Alinsky also left a legacy that was explicit, the Industrial Areas Foundation which continues his work and extends his influence. Community organization was responsible for the ground game of the Obama operation and the various permutations of the Tea Party insofar as they have involve grass roots efforts. Even the now-hapless Karl Rove achieved some successes by assiduous grass roots organizing.

That's all we are talking about. Grass roots organizing with a patina of Yippie sensibility. If one looks back today, one would have to conclude that Alinsky helped to fashion in the American mind a role for the community organizer, a role that transcends political party or religious persuasion. Today and in the future, there will be no democratic politics or social movement that does not make an implicit bow to Saul.
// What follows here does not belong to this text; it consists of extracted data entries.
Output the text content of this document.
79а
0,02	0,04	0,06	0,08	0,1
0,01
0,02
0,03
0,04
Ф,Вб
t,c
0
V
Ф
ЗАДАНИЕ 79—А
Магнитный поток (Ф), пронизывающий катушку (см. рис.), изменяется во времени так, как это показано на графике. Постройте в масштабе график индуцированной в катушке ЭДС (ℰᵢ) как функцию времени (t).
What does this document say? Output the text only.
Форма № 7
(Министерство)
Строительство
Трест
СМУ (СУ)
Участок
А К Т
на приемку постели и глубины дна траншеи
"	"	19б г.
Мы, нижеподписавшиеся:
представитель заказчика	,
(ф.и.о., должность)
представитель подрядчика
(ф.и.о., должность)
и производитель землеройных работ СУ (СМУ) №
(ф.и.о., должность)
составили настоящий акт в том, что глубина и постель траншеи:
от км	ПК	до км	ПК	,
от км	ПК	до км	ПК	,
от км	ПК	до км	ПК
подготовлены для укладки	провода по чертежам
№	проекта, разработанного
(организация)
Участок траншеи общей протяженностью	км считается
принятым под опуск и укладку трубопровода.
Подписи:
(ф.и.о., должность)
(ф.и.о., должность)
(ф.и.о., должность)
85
That said, both President Obama and Secretary Clinton realized the clear and daunting limitations of community organizing. Both entered electoral politics precisely to get things done that cannot be achieved just by gaining some power at the grass roots.  I went back and looked at one of the organizations Alinsky lofted into the stratosphere in the 1960s - the Woodlawn Organization (TWO) in Barack Obama's neighborhood in Chicago. At the time, Alinsky could stimulate apoplexy in the adjacent University of Chicago community with a few well-chosen sound bites. Today the conflict has morphed into what can only be called an arrangement in which both sides of the dispute have had successes. Suffice to say that without TWO things would have been worse over time. 

      I would hazard the guess that in the future Alinsky's methods and aims will be integral to American politics and determine both winners and losers, just as they did in November, 2012. The key to community organizing remains constant. Doing it and doing it well.